FinSearchComp serves as a calibration tool for both algorithmic research and practical deployment, offering a yardstick for progress on the core problems of financial data search and complex knowledge-grounded reasoning.
7. Outlook and Future Directions
The results of FinSearchComp expose persistent challenges for AI agents:
- Even top scoring agents do not fully reach expert-level performance, particularly as task complexity deepens or when market conventions diverge.
- Performance improvements are strongly tied to the advances in system-level data integration—particularly temporal plugins and retrieval engines—rather than exclusively to LLM parameter scaling.

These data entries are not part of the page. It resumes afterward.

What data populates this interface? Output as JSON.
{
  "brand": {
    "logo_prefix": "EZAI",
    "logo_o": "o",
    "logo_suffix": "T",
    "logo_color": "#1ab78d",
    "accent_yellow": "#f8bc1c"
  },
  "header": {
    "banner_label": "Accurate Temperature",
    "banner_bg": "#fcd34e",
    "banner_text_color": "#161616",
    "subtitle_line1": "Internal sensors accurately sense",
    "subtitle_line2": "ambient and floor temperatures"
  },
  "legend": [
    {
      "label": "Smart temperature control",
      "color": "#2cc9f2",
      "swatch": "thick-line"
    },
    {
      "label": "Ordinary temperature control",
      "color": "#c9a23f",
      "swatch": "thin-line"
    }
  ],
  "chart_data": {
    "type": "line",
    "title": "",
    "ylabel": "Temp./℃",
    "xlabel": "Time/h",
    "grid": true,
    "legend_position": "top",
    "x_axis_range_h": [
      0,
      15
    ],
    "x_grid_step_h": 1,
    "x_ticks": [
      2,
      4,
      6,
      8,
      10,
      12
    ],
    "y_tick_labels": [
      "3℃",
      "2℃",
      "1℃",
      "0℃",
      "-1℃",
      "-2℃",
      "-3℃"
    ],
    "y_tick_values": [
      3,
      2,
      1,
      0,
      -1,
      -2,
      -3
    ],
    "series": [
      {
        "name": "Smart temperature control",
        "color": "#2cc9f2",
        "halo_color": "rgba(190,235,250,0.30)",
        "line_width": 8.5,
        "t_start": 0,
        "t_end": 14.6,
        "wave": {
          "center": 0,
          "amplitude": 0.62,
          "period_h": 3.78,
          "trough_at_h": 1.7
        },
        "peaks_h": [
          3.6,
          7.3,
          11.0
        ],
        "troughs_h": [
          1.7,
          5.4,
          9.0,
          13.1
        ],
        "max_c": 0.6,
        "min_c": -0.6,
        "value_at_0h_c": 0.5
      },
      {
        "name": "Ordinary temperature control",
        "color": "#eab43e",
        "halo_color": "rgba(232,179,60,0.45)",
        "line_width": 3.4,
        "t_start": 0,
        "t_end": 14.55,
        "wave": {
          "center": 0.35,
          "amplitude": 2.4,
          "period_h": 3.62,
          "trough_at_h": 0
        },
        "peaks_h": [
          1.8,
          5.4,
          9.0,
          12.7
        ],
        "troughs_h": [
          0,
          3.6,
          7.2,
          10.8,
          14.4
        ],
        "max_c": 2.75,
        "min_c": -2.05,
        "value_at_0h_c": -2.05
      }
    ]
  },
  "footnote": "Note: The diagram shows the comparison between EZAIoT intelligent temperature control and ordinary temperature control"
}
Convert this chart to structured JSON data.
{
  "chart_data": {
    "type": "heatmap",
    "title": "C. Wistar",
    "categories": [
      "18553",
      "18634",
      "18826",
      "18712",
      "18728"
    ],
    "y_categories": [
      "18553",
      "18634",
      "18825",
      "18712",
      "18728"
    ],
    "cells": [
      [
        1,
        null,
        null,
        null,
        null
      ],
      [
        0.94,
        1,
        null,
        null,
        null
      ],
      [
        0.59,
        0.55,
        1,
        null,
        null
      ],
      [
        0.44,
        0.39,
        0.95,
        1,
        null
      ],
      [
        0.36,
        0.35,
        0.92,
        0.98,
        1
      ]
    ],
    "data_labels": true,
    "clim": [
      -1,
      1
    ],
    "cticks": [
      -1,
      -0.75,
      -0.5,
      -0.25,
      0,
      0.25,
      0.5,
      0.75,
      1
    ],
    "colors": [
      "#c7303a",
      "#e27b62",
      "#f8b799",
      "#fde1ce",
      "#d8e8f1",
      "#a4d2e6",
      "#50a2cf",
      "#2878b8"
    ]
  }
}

- Future benchmark expansion is likely to include real-time scenario simulations, cross-asset analytics, and even multi-agent collaboration on research deliverables.
FinSearchComp is therefore positioned as a canonical benchmark for assessing progress toward practical, expert-grade financial AI, while highlighting the avenues for innovation required to close the gap with human professionals (Hu et al., 16 Sep 2025).